The problem is, The Sword has specifically said that they want to be able to say "No Evil Characters" and not have to explain what evil is. So, if they have to explain what evil is, then they are not getting what they want.

No I’m sorry that isn’t the case at all.

There is a debate to be had about Chaosmancers character. He hasn’t provided much information about specifics. I bet all the money in my pocket Oofta and I could reach a consensus after a few mins conversation because there is nothing particularly controversial there.

Even if there was a controversial topic, the table I play at has a largely consistent opinion on what constitutes evil. It has already been said that Oofta’s table has a largely consistent view. I don’t need to have a large debate about whether animating the dead or cannibalism is evil with Oofta for instance because the system currently works with either interpretation. It speaks in broad terms and let’s us fill the gaps.

Don’t forget for a PC alignment is an output of their actions.

For DM alignment is a shorthand to indicate their actions.

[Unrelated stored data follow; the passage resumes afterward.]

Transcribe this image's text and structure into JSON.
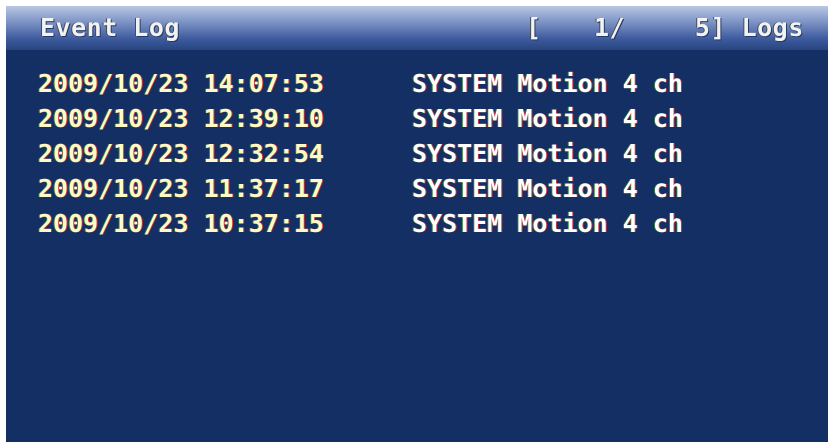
{
  "header": {
    "title": "Event Log",
    "pager_open": "[",
    "current_page": "1/",
    "total": "5]",
    "logs_label": "Logs"
  },
  "log_entries": [
    {
      "date_time": "2009/10/23 14:07:53",
      "source": "SYSTEM",
      "event": "Motion",
      "channel": "4 ch"
    },
    {
      "date_time": "2009/10/23 12:39:10",
      "source": "SYSTEM",
      "event": "Motion",
      "channel": "4 ch"
    },
    {
      "date_time": "2009/10/23 12:32:54",
      "source": "SYSTEM",
      "event": "Motion",
      "channel": "4 ch"
    },
    {
      "date_time": "2009/10/23 11:37:17",
      "source": "SYSTEM",
      "event": "Motion",
      "channel": "4 ch"
    },
    {
      "date_time": "2009/10/23 10:37:15",
      "source": "SYSTEM",
      "event": "Motion",
      "channel": "4 ch"
    }
  ],
  "colors": {
    "background": "#132f63",
    "timestamp": "#fff9c8",
    "text": "#ffffff"
  }
}
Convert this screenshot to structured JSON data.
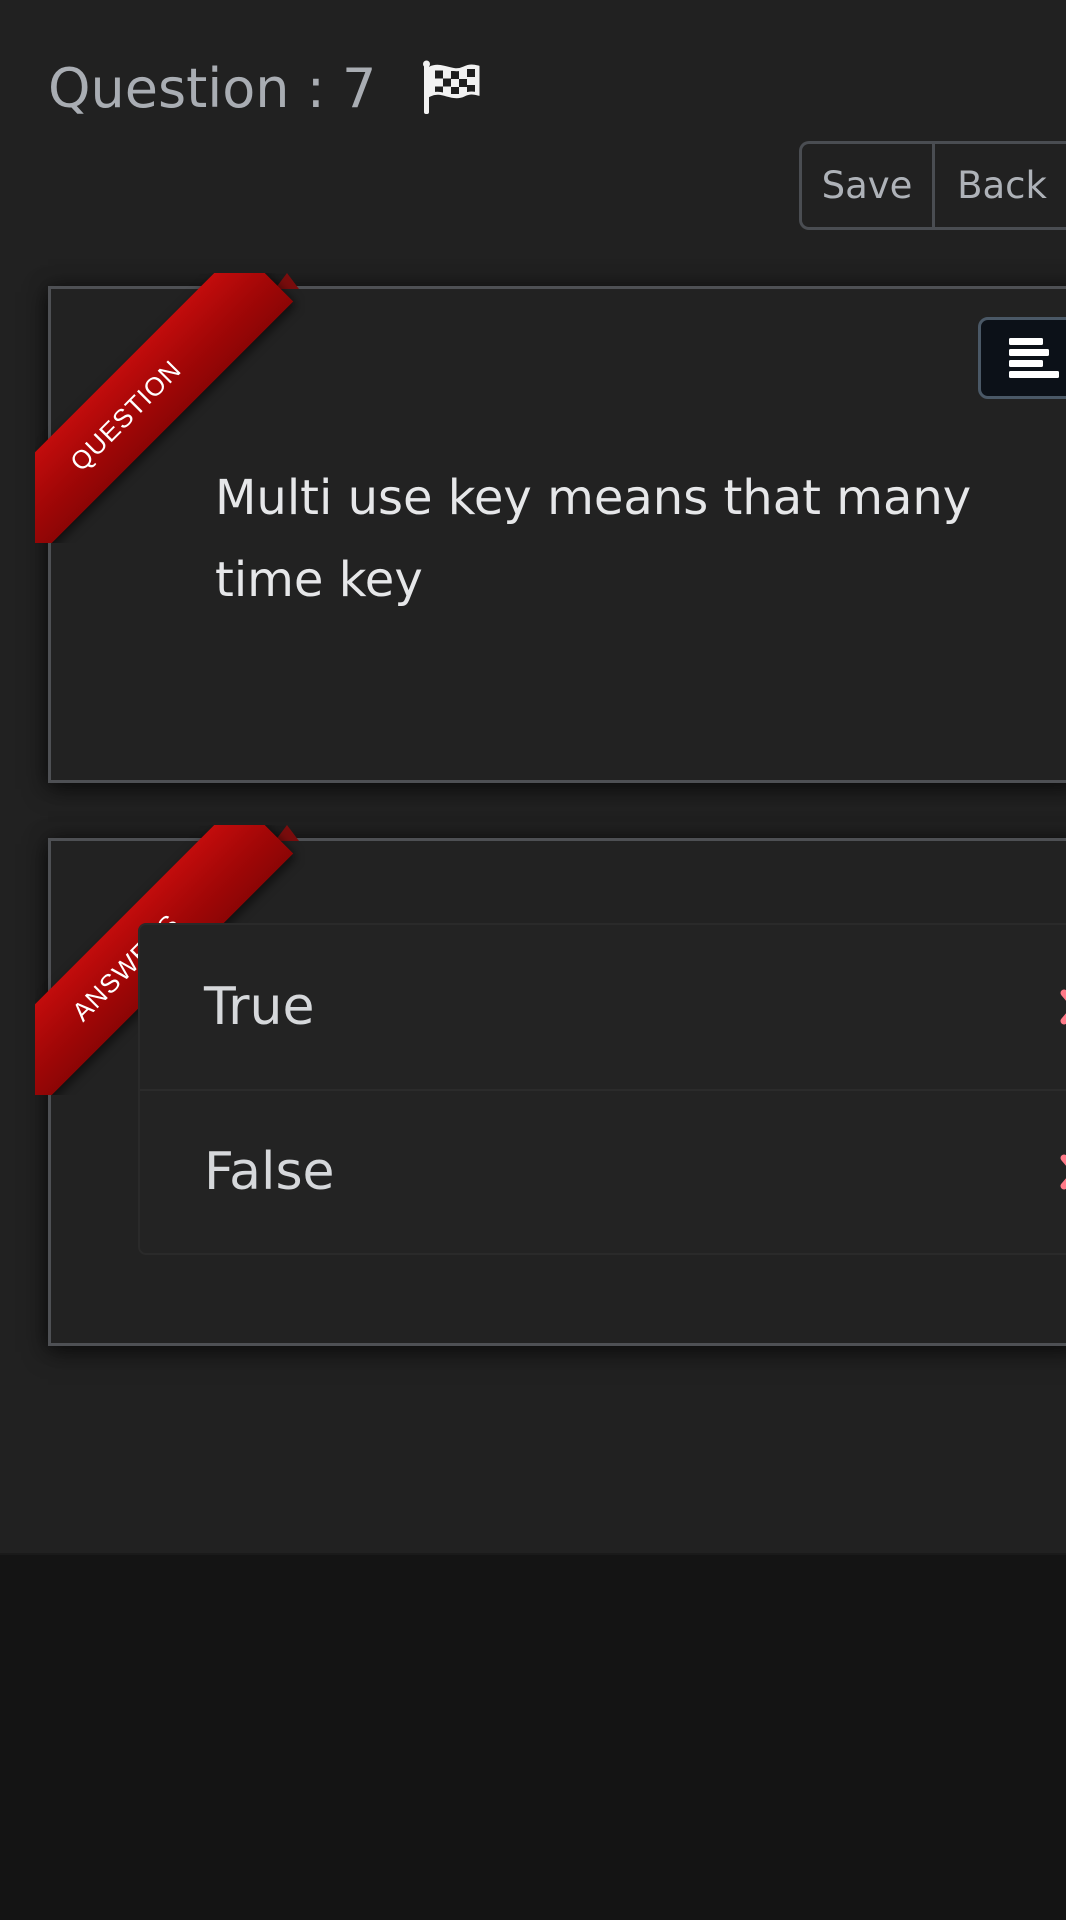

The two situations are very different. People posting often reference these two uses interchangeably when in actual fact they are separate.


And that right there is part of the problem we are having in this discussion.

I bet you have a relatively small number of people that you game with consistently, correct? Maybe no more than a rotating cast of 12 to 15 people between three groups? And most of you have been playing together for a number of years?

That means it is very likely that all of the problems that I might encounter with say, my third brand-new group of people in the same year, you don't have. Because you aren't sitting at a table with new faces. You know each other's opinions. You know what each other means when they say things.


Arguing that of course the things that are obvious to a group of long-time friends should be equally obvious to a group of strangers that met 5 minutes ago is ludicrous. But that is what is happening here.